The debate that’s just beginning to ramp up will likely leave a mark on the economic policies of the Democratic Party, including presumptive Democratic nominee Joe Biden’s presidential agenda.
 
 “A lot of what we have tried to do and are going to continue to try to do is set the stage for action under a future administration,” said Gregg Gelzinis, senior policy analyst for economic policy at the Center for American Progress. “The first time we progressives think about this issue and think about some of the policy details shouldn’t be the first day controlling the levers of power.”
 
Graham Steele, a former senior aide to Senate Banking Committee Democrats, who now oversees the Corporations and Society Initiative at the Stanford Graduate School of Business, has written a paper that reads like a road map for the next administration, outlining the potential risks and the options available to regulators.

“All these ways in which climate scientists talk about how risk in one region can lead to a tipping point that impacts a different region is deeply analogous to how we think about things like fire sales and run risks,” he said. “It felt sometimes they were using literally the exact same terminology we use when we think about financial regulation.”

It will be a litmus test on the left for Biden's executive appointments, if he wins in November.
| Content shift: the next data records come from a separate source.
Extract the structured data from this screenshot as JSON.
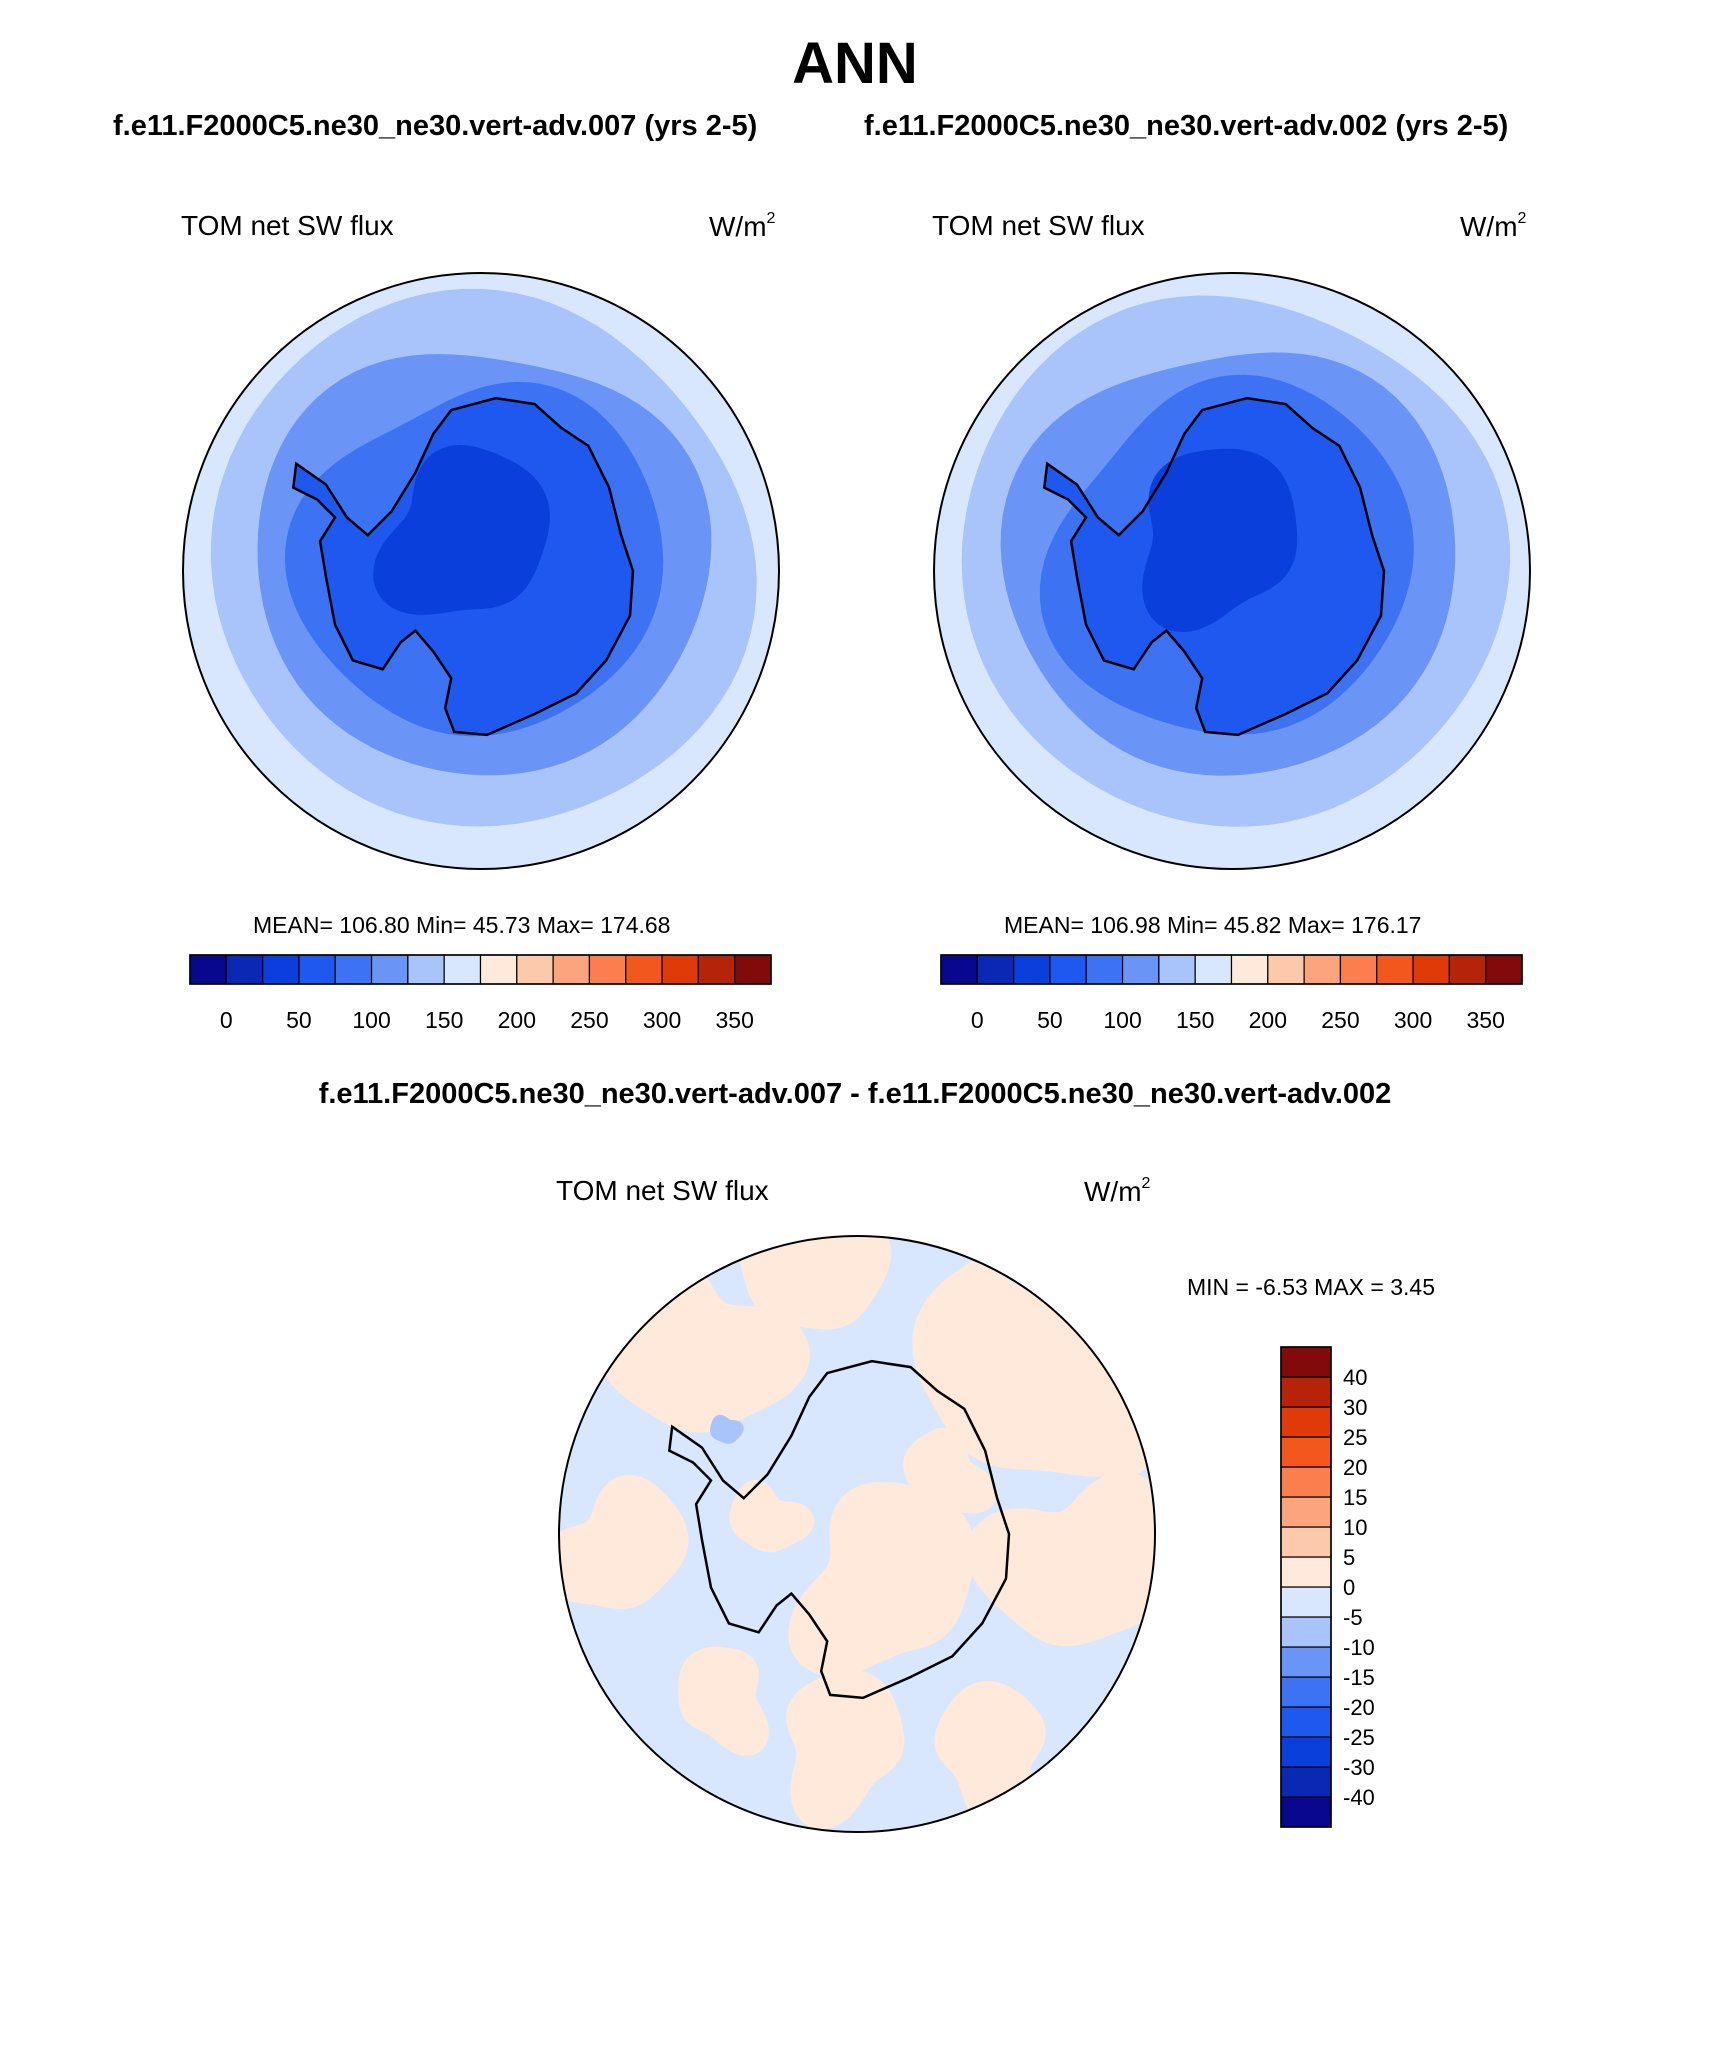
{
  "title": "ANN",
  "colors": {
    "scale": [
      "#08088e",
      "#0a28b3",
      "#0a3fdc",
      "#1f58ee",
      "#3d72f2",
      "#6a95f6",
      "#a9c4fb",
      "#d8e7fe",
      "#ffe9da",
      "#fdc9ad",
      "#fca47d",
      "#fb7e4e",
      "#f2571d",
      "#df3a07",
      "#b5240a",
      "#820a0a"
    ],
    "coast": "#000000"
  },
  "chart_data": [
    {
      "type": "heatmap",
      "panel": "test",
      "subtitle": "f.e11.F2000C5.ne30_ne30.vert-adv.007 (yrs 2-5)",
      "variable": "TOM net SW flux",
      "units": "W/m",
      "units_exp": "2",
      "projection": "south polar stereographic",
      "stats": {
        "label": "MEAN= 106.80  Min=  45.73  Max= 174.68",
        "mean": 106.8,
        "min": 45.73,
        "max": 174.68
      },
      "colorbar": {
        "orientation": "horizontal",
        "levels": [
          0,
          50,
          100,
          150,
          200,
          250,
          300,
          350
        ],
        "tick_labels": [
          "0",
          "50",
          "100",
          "150",
          "200",
          "250",
          "300",
          "350"
        ]
      }
    },
    {
      "type": "heatmap",
      "panel": "control",
      "subtitle": "f.e11.F2000C5.ne30_ne30.vert-adv.002 (yrs 2-5)",
      "variable": "TOM net SW flux",
      "units": "W/m",
      "units_exp": "2",
      "projection": "south polar stereographic",
      "stats": {
        "label": "MEAN= 106.98  Min=  45.82  Max= 176.17",
        "mean": 106.98,
        "min": 45.82,
        "max": 176.17
      },
      "colorbar": {
        "orientation": "horizontal",
        "levels": [
          0,
          50,
          100,
          150,
          200,
          250,
          300,
          350
        ],
        "tick_labels": [
          "0",
          "50",
          "100",
          "150",
          "200",
          "250",
          "300",
          "350"
        ]
      }
    },
    {
      "type": "heatmap",
      "panel": "difference",
      "subtitle": "f.e11.F2000C5.ne30_ne30.vert-adv.007 - f.e11.F2000C5.ne30_ne30.vert-adv.002",
      "variable": "TOM net SW flux",
      "units": "W/m",
      "units_exp": "2",
      "projection": "south polar stereographic",
      "stats": {
        "label": "MIN =  -6.53 MAX =   3.45",
        "min": -6.53,
        "max": 3.45
      },
      "colorbar": {
        "orientation": "vertical",
        "levels": [
          40,
          30,
          25,
          20,
          15,
          10,
          5,
          0,
          -5,
          -10,
          -15,
          -20,
          -25,
          -30,
          -40
        ],
        "tick_labels": [
          "40",
          "30",
          "25",
          "20",
          "15",
          "10",
          "5",
          "0",
          "-5",
          "-10",
          "-15",
          "-20",
          "-25",
          "-30",
          "-40"
        ]
      }
    }
  ]
}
Elected Democrats including Schatz are already calling on Biden and his advisers to act.
"What I'm hopeful of — and have certainly had conversations about this with all the presidential candidates including now our nominee — is this is not just a question of do they prioritize these issues," said Rep. Sean Casten (D-Ill.), who is sponsoring bills on climate stress tests and climate risk disclosure for corporations. "But do they structure their administration in a way that ensures there's a single point of control to make sure we factor all these things in."